El alcalde Joseba Asirón dijo unos minutillos antes del encierro que había visto casi “dormidos” a los cebadas en los corrales. Al toro 80, cárdeno, le sonó el despertador en seguida y, desde que se cruzó en Santo Domingo de izquierda a derecha, empezó a repartir estopa. Con una precisión depredadora cada gañafón: daba miedo.

El ganadero, Salvador Cebada Gago, no se extrañó de este reparto de cornadas. Ese toro en el campo ya había tenido un comportamiento “complicado”, comentó a los responsables de la retransmisión de Televisión Española. Si en el campo había salido rana, en las calles el temor se confirmaba.

Ese 80, de nombre Punterito, llegó a la plaza del Ayuntamiento volteándolo todo; si le dejan, sube a retirar la ikurriña del mástil.
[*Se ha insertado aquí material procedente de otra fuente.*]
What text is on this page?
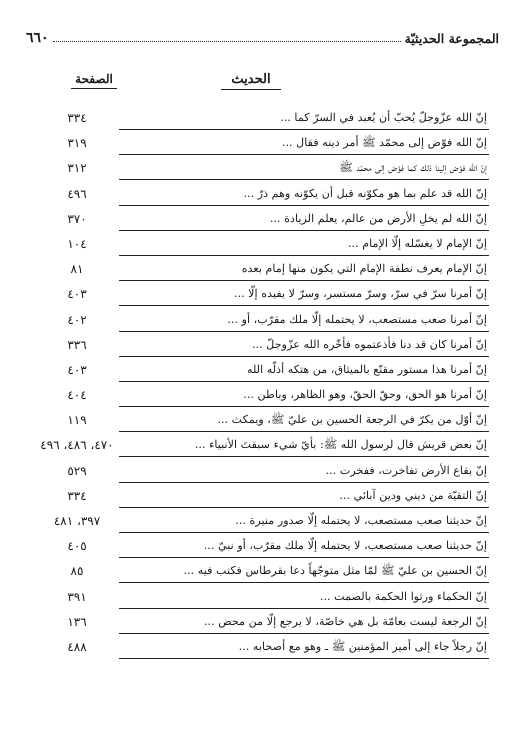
٦٦٠	المجموعة الحديثيّة
الحديث
الصفحة
إنّ الله عزّوجلّ يُحبّ أن يُعبد في السرّ كما ...
٣٣٤
إنّ الله فوّض إلى محمّد ﷺ أمر دينه فقال ...
٣١٩
إنّ الله فوّض إلينا ذلك كما فوّض إلى محمّد ﷺ
٣١٢
إنّ الله قد علم بما هو مكوّنه قبل أن يكوّنه وهم ذرّ ...
٤٩٦
إنّ الله لم يخلِ الأرض من عالم، يعلم الزيادة ...
٣٧٠
إنّ الإمام لا يغسّله إلّا الإمام ...
١٠٤
إنّ الإمام يعرف نطفة الإمام التي يكون منها إمام بعده
٨١
إنّ أمرنا سرّ في سرّ، وسرّ مستسر، وسرّ لا يفيده إلّا ...
٤٠٣
إنّ أمرنا صعب مستصعب، لا يحتمله إلّا ملك مقرّب، أو ...
٤٠٢
إنّ أمرنا كان قد دنا فأذعتموه فأخّره الله عزّوجلّ ...
٣٣٦
إنّ أمرنا هذا مستور مقنّع بالميثاق، من هتكه أذلّه الله
٤٠٣
إنّ أمرنا هو الحق، وحقّ الحقّ، وهو الظاهر، وباطن ...
٤٠٤
إنّ أوّل من يكرّ في الرجعة الحسين بن عليّ ﷺ، ويمكث ...
١١٩
إنّ بعض قريش قال لرسول الله ﷺ: بأيّ شيء سبقتَ الأنبياء ...
٤٧٠، ٤٨٦، ٤٩٦
إنّ بقاع الأرض تفاخرت، ففخرت ...
٥٢٩
إنّ التقيّة من ديني ودين آبائي ...
٣٣٤
إنّ حديثنا صعب مستصعب، لا يحتمله إلّا صدور منيرة ...
٣٩٧، ٤٨١
إنّ حديثنا صعب مستصعب، لا يحتمله إلّا ملك مقرّب، أو نبيّ ...
٤٠٥
إنّ الحسين بن عليّ ﷺ لمّا مثل متوجّهاً دعا بقرطاس فكتب فيه ...
٨٥
إنّ الحكماء ورثوا الحكمة بالصمت ...
٣٩١
إنّ الرجعة ليست بعامّة بل هي خاصّة، لا يرجع إلّا من محض ...
١٣٦
إنّ رجلاً جاء إلى أمير المؤمنين ﷺ ـ وهو مع أصحابه ...
٤٨٨
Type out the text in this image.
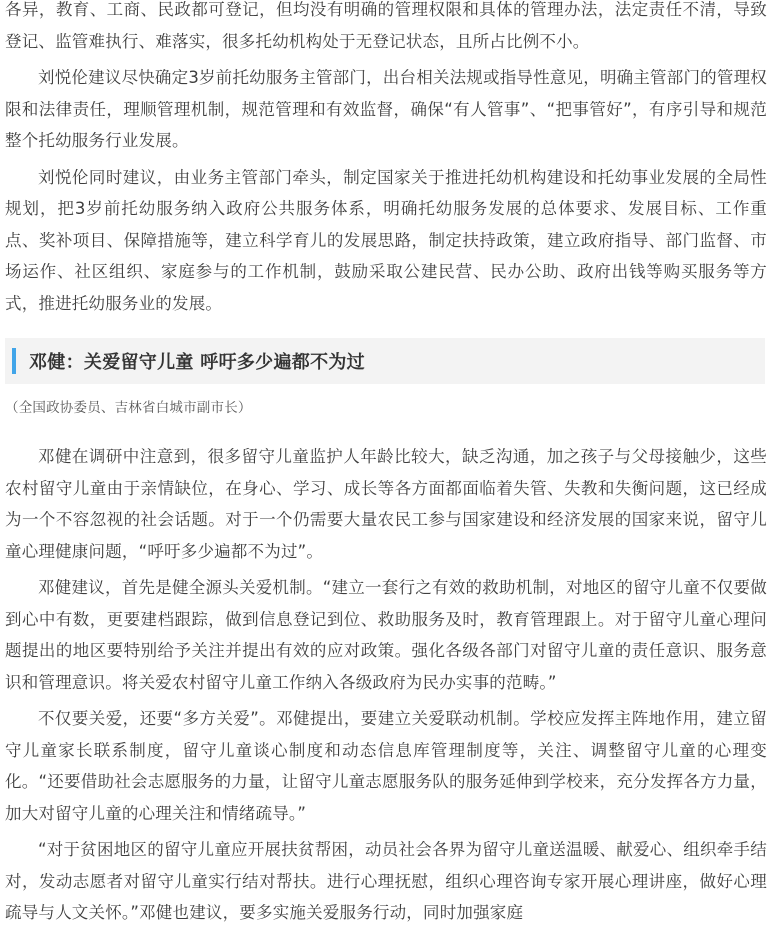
各异，教育、工商、民政都可登记，但均没有明确的管理权限和具体的管理办法，法定责任不清，导致登记、监管难执行、难落实，很多托幼机构处于无登记状态，且所占比例不小。

刘悦伦建议尽快确定3岁前托幼服务主管部门，出台相关法规或指导性意见，明确主管部门的管理权限和法律责任，理顺管理机制，规范管理和有效监督，确保“有人管事”、“把事管好”，有序引导和规范整个托幼服务行业发展。

刘悦伦同时建议，由业务主管部门牵头，制定国家关于推进托幼机构建设和托幼事业发展的全局性规划，把3岁前托幼服务纳入政府公共服务体系，明确托幼服务发展的总体要求、发展目标、工作重点、奖补项目、保障措施等，建立科学育儿的发展思路，制定扶持政策，建立政府指导、部门监督、市场运作、社区组织、家庭参与的工作机制，鼓励采取公建民营、民办公助、政府出钱等购买服务等方式，推进托幼服务业的发展。

邓健：关爱留守儿童 呼吁多少遍都不为过
（全国政协委员、吉林省白城市副市长）

邓健在调研中注意到，很多留守儿童监护人年龄比较大，缺乏沟通，加之孩子与父母接触少，这些农村留守儿童由于亲情缺位，在身心、学习、成长等各方面都面临着失管、失教和失衡问题，这已经成为一个不容忽视的社会话题。对于一个仍需要大量农民工参与国家建设和经济发展的国家来说，留守儿童心理健康问题，“呼吁多少遍都不为过”。

邓健建议，首先是健全源头关爱机制。“建立一套行之有效的救助机制，对地区的留守儿童不仅要做到心中有数，更要建档跟踪，做到信息登记到位、救助服务及时，教育管理跟上。对于留守儿童心理问题提出的地区要特别给予关注并提出有效的应对政策。强化各级各部门对留守儿童的责任意识、服务意识和管理意识。将关爱农村留守儿童工作纳入各级政府为民办实事的范畴。”

不仅要关爱，还要“多方关爱”。邓健提出，要建立关爱联动机制。学校应发挥主阵地作用，建立留守儿童家长联系制度，留守儿童谈心制度和动态信息库管理制度等，关注、调整留守儿童的心理变化。“还要借助社会志愿服务的力量，让留守儿童志愿服务队的服务延伸到学校来，充分发挥各方力量，加大对留守儿童的心理关注和情绪疏导。”

“对于贫困地区的留守儿童应开展扶贫帮困，动员社会各界为留守儿童送温暖、献爱心、组织牵手结对，发动志愿者对留守儿童实行结对帮扶。进行心理抚慰，组织心理咨询专家开展心理讲座，做好心理疏导与人文关怀。”邓健也建议，要多实施关爱服务行动，同时加强家庭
Ya en Estafeta, cogió de mala manera por los bajos a un corredor en la que parecía la cornada más fuerte. Luego llega el parte médico y te reafirmas en el milagro del patrón: sólo dos corneados y, quizá, otro con tres puntazos… en Estafeta. Ver para creer.

La carrera del día de fiesta -7 de julio- duró dos minutos y 58 segundos, detalle este del cronómetro al que se agarran algunos en sus tertulias con afán. A diferencia del malévolo Punterito, el resto de la manada, con el melocotón tirando con nobleza, no se entretuvo en la carrera.